Spiritual childhood overcomes youthful rebellion
Abiding in the Trinity is to share in the life of God who is love
Readings for Trinity Sunday, May 30, 2021
Deuteronomy 4.32-34, 39-40 | Psalm 33 | Romans 8.14-17 | Matthew 28.16-20
The way I saw it, I was raised in a society and Church that wanted me to be a slave. That is a typical adolescent’s point of view. You’re growing to maturity, and the world seems as though it is a system of barriers geared to prevent you from exercising the freedom of an adult.
But it was more than that. The Church in which I was raised was a clerical, hierarchical one. The high school I attended was massive; I felt like a number, a kid whose efforts to assert my autonomy were systematically stifled. The work world looked no better. I feared that my future would be one like the proverbial hamster running endlessly on a wheel, going nowhere, achieving nothing.
The biblical image in this Sunday’s Second Reading from the Letter to the Romans that we are children of God didn’t help. I wanted an end to childhood, to always being subjected to someone else’s purposes and expectations.
The only reasonable response to such a repressive order was to rebel against it.
Now, I plumb the image of spiritual childhood more deeply. To be a child of God is not to be God’s fearful slave but to become an heir to the divine in Christ. As heirs, we have dignity and responsibility.
The quest for autonomy turns out to be a false path. By taking it, we become little gods, idols of our own making. Pretending that I am God is to live a lie. It is a lie that, rather than empowering oneself, leads to dissolution, the crumbling of the idol and all its works. Without reliance on divine providence, entropy takes over. Entropy is the lack of power and the gradual decline into disorder.
Entropy is overcome by a reliance, not just on a higher power, but on the ultimate power. That power is the God who is love.
Jesus in Matthew’s Gospel describes God as Father, Son and Holy Spirit. This God cannot be three gods who are all omnipotent. Three omnipotent gods would be total chaos with each of the three in an infinite competition with the other two for dominance.
Instead, the three persons must be completely one, an unimaginable mystery which we paper over with the word “Trinity.” The First Letter of John explains this mystery with the simple words, “God is love” (4.16). More than the love of desire or friendship, God’s love is purely self-giving, self-emptying. Each divine person gives so totally of itself that nothing would remain if not for the love the other two persons give to it.

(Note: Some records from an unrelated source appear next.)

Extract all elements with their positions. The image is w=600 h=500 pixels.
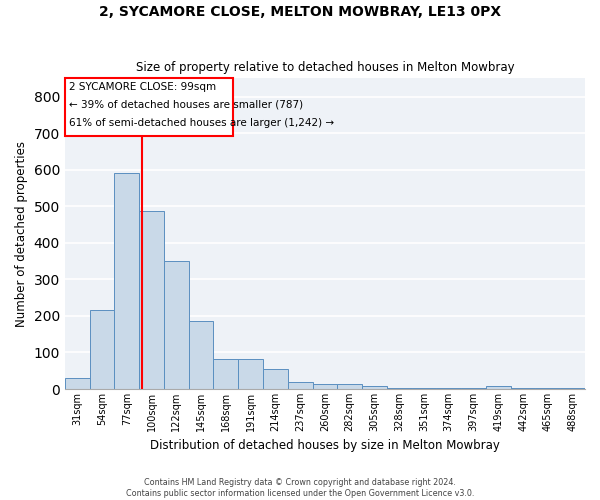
Bar (412, 388, 436, 389)
Bar (65, 378, 89, 389)
Bar (263, 369, 288, 389)
Title: Size of property relative to detached houses in Melton Mowbray: Size of property relative to detached ho… (136, 62, 514, 74)
Bar (313, 384, 337, 389)
Bar (436, 388, 461, 389)
Bar (362, 386, 387, 389)
Bar (188, 322, 214, 389)
Text: Contains HM Land Registry data © Crown copyright and database right 2024.
Contai: Contains HM Land Registry data © Crown c… (126, 478, 474, 498)
Bar (387, 388, 412, 389)
Y-axis label: Number of detached properties: Number of detached properties (15, 140, 28, 326)
Text: 2 SYCAMORE CLOSE: 99sqm: 2 SYCAMORE CLOSE: 99sqm (68, 82, 215, 92)
Bar (115, 174, 139, 389)
Bar (164, 261, 188, 389)
Text: 2, SYCAMORE CLOSE, MELTON MOWBRAY, LE13 0PX: 2, SYCAMORE CLOSE, MELTON MOWBRAY, LE13 … (99, 5, 501, 19)
Bar (288, 382, 313, 389)
X-axis label: Distribution of detached houses by size in Melton Mowbray: Distribution of detached houses by size … (150, 440, 500, 452)
Bar (337, 384, 362, 389)
Bar (560, 388, 585, 389)
Bar (486, 386, 511, 389)
Bar (461, 388, 486, 389)
Text: 61% of semi-detached houses are larger (1,242) →: 61% of semi-detached houses are larger (… (68, 118, 334, 128)
Bar (139, 210, 164, 389)
Bar (511, 388, 535, 389)
Bar (535, 388, 560, 389)
Text: ← 39% of detached houses are smaller (787): ← 39% of detached houses are smaller (78… (68, 100, 302, 110)
Bar (238, 358, 263, 389)
Bar (89, 310, 115, 389)
FancyBboxPatch shape (65, 78, 233, 136)
Bar (214, 358, 238, 389)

John goes on to say, “Those who abide in love abide in God, and God abides in them.” God chooses to let God’s love overflow the divine unity to create a cosmos permeated with love. To abide in God’s love is to defy the law of entropy. It is to be a new creation, always growing and re-creating. Self-giving love is expansive. It puts an end to chaos and disorder.
The lonely freedom of autonomy is a death spiral. The alternative is not slavery but giving of oneself so that others may live more fully. Death has no dominion in such a cosmos. Entropy gains a foothold only because we turn our backs on others and on the opportunity to be united with God.
Trinity is the ultimate revelation of divine goodness. In the eternal Trinity, slavery is abolished. The hamster is liberated from its wheel, and fulfillment is always available if we but abide in God’s love.